Let’s play a game…I am going to list the diagnoses on the Assessment section of a specialist’s consult note in the order he listed them, and you try to guess the provider’s medical specialty:

  1. Paroxysmal atrial fibrillation
  2. Coronary artery disease
  3. Hypertension
  4. GERD
  5. Gastric polyps
  6. GI bleed
  7. Chronic kidney disease
  8. Hyperlipidemia
  9. Diabetes
  10. Hypogonadism
  11. Iron deficiency anemia

We’re going to pause our game to review two relevant topics, starting with the purpose of the assessment section of the note. As we’ve explained in the past, the SOAP note has a specific format and the information in early progress note sections – such as the chief complaint; history of present illness; past medical, family, social history; review of systems; and examination – culminates in the medical conditions that are listed as being assessed during the visit. To quote a former client….

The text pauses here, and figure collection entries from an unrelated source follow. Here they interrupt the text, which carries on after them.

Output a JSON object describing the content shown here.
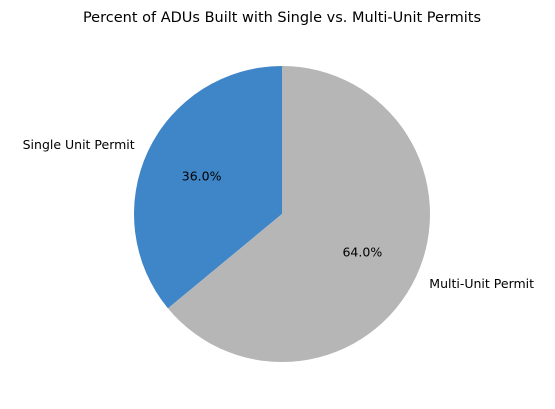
{
  "chart_data": {
    "type": "pie",
    "title": "Percent of ADUs Built with Single vs. Multi-Unit Permits",
    "slices": [
      {
        "label": "Single Unit Permit",
        "value": 36.0,
        "pct_label": "36.0%",
        "color": "#3f86c8"
      },
      {
        "label": "Multi-Unit Permit",
        "value": 64.0,
        "pct_label": "64.0%",
        "color": "#b6b6b6"
      }
    ],
    "start_angle_deg": 90,
    "direction": "counterclockwise"
  }
}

She, incredulously: “You mean I have to assess the conditions I list in the assessment?”

Me: “Yes, ma’am. That’s why they call it an assessment.”

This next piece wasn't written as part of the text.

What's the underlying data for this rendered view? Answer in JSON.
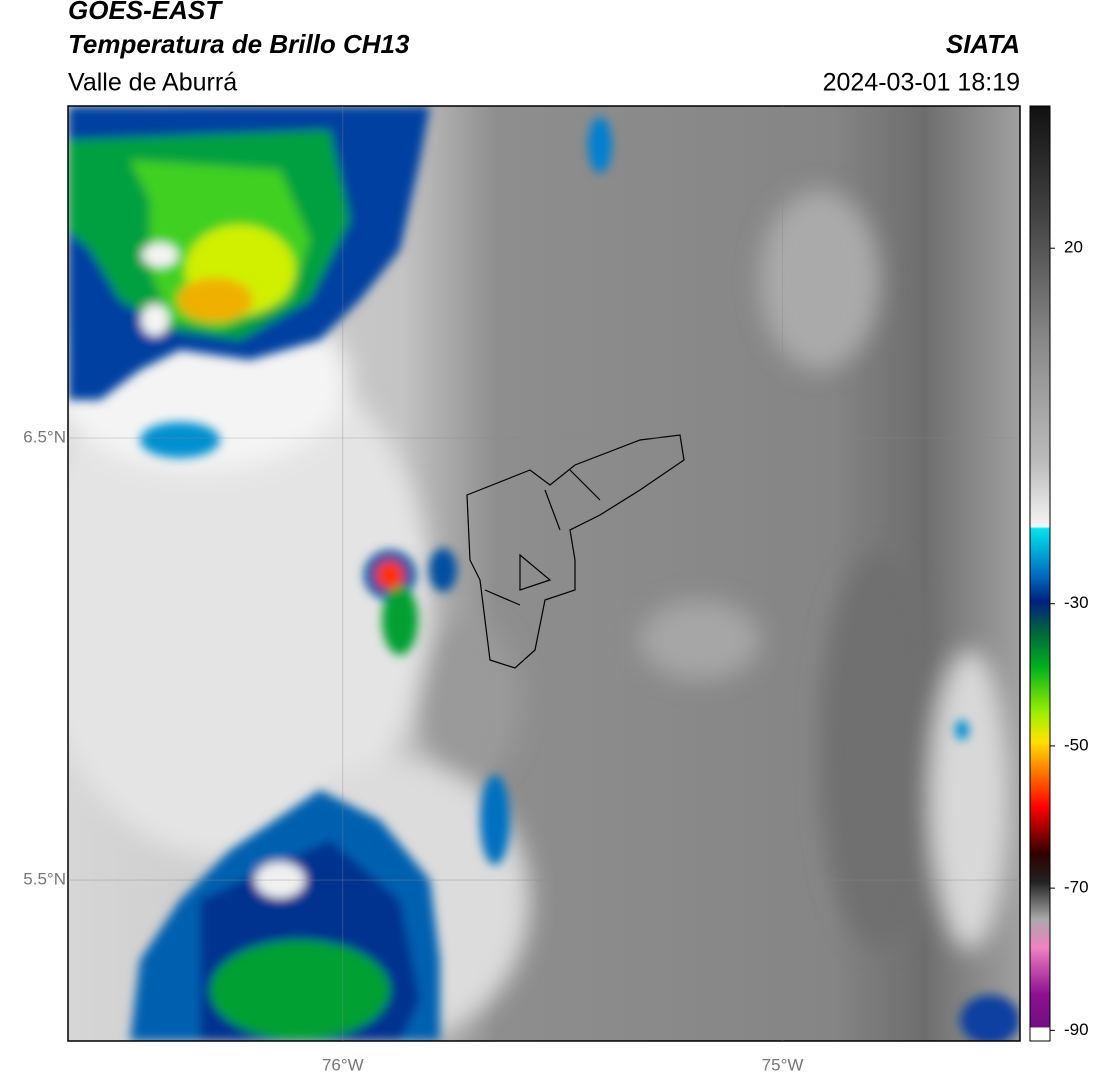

Now, let’s recall the documentation and coding rule of the primary, or first-listed, diagnosis. This is the condition that dominates the provider encounter, is the main reason for the visit, and the issue that occupied the majority of resources at the visit.

So, by looking at the list above, you could assume this note was documented by a primary care provider, who is responsible for the first-line management of a variety of medical conditions. But remember, I said it was a specialist’s note. What we see above – loosely speaking – are cardiac conditions (#1, 2, 3, 8?), GI conditions (#4, 5), endocrine (#9, 10, maybe 8), nephrology (#7) and hematology (#11, which could also be under investigation by GI). If we consider the first listed condition, you’d think – hands down – this is a cardiac or electrophysiologist note. Would it surprise you to know this provider is a nephrologist? My mind was certainly blown!

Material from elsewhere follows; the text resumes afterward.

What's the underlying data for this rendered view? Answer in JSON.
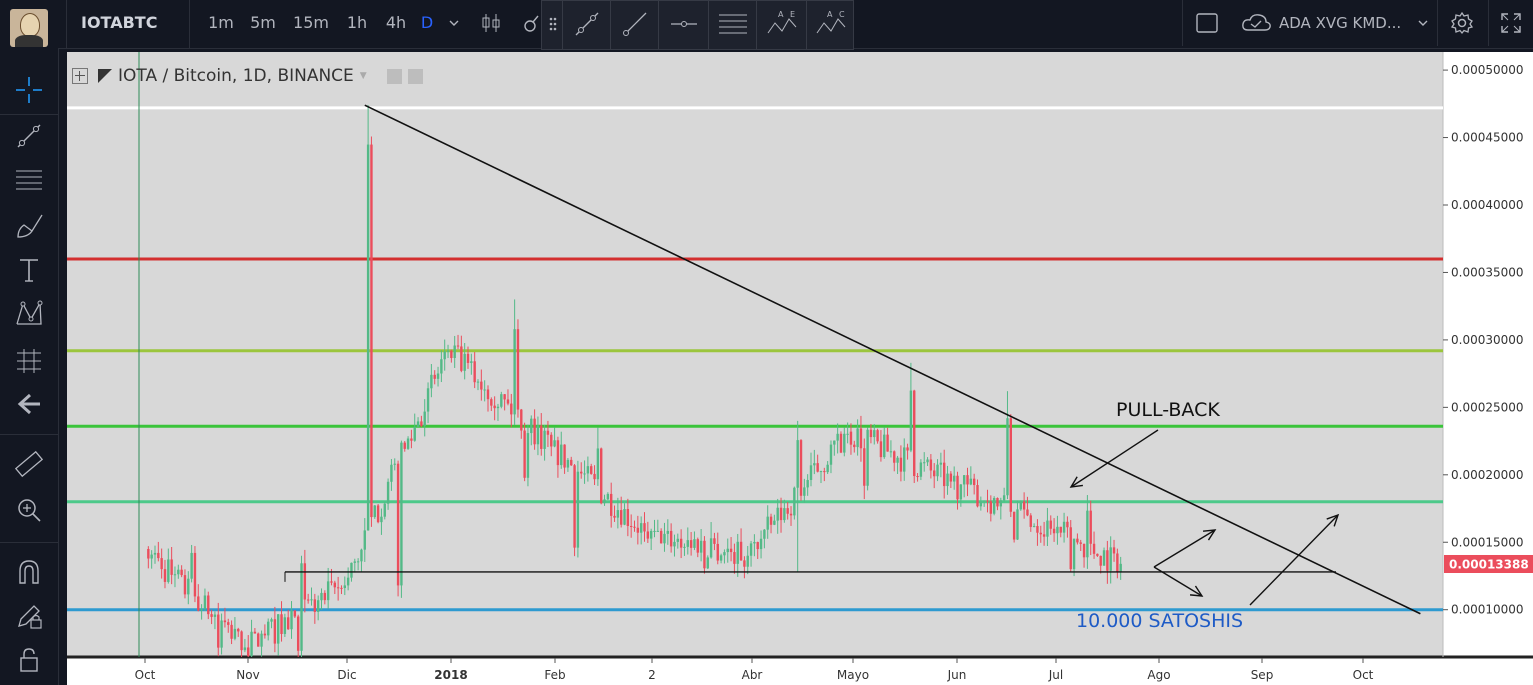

If the provider must make an assessment of the conditions listed in the assessment, how then is the kidney doctor assessing the status, disease progression/regression, treatment efficacy, etc of the first six conditions? He’s not. And we see this scenario all the time.

While the nephrologist may need to consider the patient’s coexisting conditions for his management and treatment of the kidney disease, he is not assessing or treating those other diagnoses. For that reason, he should use the HPI section of the note for a discussion of the impact, say, hypertension or diabetes have had on the patient’s kidneys. Those conditions, then, would not be coded as part of the visit because they’re not being assessed or managed. Additionally, when determining the E/M level of the visit, those non-nephro diagnoses would not factor into the AMA’s requirement for the visit code selection.